Author’s Note

Before We Disappear is a work of fiction. However, the 1909 Seattle world’s fair was an actual event that took place between June 1, 1909, and October 16, 1909. I wanted to be as true to the spirit of the Alaska-Yukon-Pacific Exposition as possible without feeling bound by it.

Many of the locations and exhibits I wrote about in the book were real, pieced together from photographs and descriptions I found in newspaper articles and souvenir guidebooks. The University of Washington Digital Collections and the Library of Congress’s Chronicling America project, which has digitized thousands of newspapers going back to the 1800s and made them available and searchable, were invaluable to this story, especially near the end when leaving my apartment to do research in person became impossible due to the pandemic. Any errors, historical or otherwise, are mine.

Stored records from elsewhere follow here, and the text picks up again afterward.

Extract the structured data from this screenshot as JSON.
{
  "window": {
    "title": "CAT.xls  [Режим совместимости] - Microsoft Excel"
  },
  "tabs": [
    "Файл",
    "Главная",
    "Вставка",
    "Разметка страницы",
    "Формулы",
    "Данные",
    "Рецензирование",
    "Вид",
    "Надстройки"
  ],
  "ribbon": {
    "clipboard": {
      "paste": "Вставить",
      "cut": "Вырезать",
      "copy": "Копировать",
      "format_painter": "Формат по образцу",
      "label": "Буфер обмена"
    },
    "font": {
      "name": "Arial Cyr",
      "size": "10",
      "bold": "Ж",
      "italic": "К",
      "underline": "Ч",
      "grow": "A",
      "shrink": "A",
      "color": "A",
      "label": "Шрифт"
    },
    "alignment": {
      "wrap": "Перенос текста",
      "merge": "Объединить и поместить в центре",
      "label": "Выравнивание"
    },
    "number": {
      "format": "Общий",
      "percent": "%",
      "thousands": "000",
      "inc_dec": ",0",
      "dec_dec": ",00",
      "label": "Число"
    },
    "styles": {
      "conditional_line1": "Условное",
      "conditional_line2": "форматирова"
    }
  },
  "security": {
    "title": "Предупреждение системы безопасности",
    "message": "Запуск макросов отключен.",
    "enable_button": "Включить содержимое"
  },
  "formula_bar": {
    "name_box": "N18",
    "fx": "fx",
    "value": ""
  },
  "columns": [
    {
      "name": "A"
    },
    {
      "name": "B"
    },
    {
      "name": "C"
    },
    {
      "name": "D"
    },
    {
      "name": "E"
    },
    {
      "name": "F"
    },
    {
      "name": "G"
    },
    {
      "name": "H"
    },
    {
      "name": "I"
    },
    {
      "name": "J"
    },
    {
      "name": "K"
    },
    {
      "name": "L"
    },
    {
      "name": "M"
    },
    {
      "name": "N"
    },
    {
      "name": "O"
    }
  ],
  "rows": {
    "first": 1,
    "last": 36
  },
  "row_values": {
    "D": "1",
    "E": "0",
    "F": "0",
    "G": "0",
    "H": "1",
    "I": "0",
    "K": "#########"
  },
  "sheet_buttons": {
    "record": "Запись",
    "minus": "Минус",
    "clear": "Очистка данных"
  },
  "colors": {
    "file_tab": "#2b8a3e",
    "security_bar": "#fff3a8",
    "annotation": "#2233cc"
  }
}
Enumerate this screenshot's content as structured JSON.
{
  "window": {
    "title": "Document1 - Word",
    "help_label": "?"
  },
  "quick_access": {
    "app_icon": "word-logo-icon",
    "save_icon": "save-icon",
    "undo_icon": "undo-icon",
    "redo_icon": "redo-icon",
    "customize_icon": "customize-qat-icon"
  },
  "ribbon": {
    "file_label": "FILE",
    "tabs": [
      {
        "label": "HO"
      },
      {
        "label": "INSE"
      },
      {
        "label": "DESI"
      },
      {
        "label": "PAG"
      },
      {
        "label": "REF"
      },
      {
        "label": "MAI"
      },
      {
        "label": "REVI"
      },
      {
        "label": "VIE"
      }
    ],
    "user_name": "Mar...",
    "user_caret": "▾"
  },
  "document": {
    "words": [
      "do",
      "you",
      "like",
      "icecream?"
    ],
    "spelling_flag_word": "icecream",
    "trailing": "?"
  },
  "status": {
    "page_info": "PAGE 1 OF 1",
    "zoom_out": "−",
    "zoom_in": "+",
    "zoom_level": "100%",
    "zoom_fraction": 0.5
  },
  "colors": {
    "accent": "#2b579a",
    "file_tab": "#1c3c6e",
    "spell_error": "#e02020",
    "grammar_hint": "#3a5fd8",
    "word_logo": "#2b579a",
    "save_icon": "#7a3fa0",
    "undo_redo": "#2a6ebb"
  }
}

However, at the end of the day, Before We Disappear is a fantasy. As much as I tried to remain true to history in some places, there were others where I left reality behind. There was nowhere in the United States in 1909 where Jack and Wil or Ruth and Jessamy would have been able to openly have a relationship with one another. The only people who lived lives free of discrimination in 1909 were cisgender heterosexual white men, and none of my protagonists fit into that category.

But I wanted to tell a story in 1909 that was full of queer joy, so I took a whole lot of liberties with regard to what marginalized people in 1909 would have been allowed to do, and I’m not sorry. We were there in 1909 whether people knew it or not, and while Jack and Wil’s story isn’t true, I’d like to think it could have been.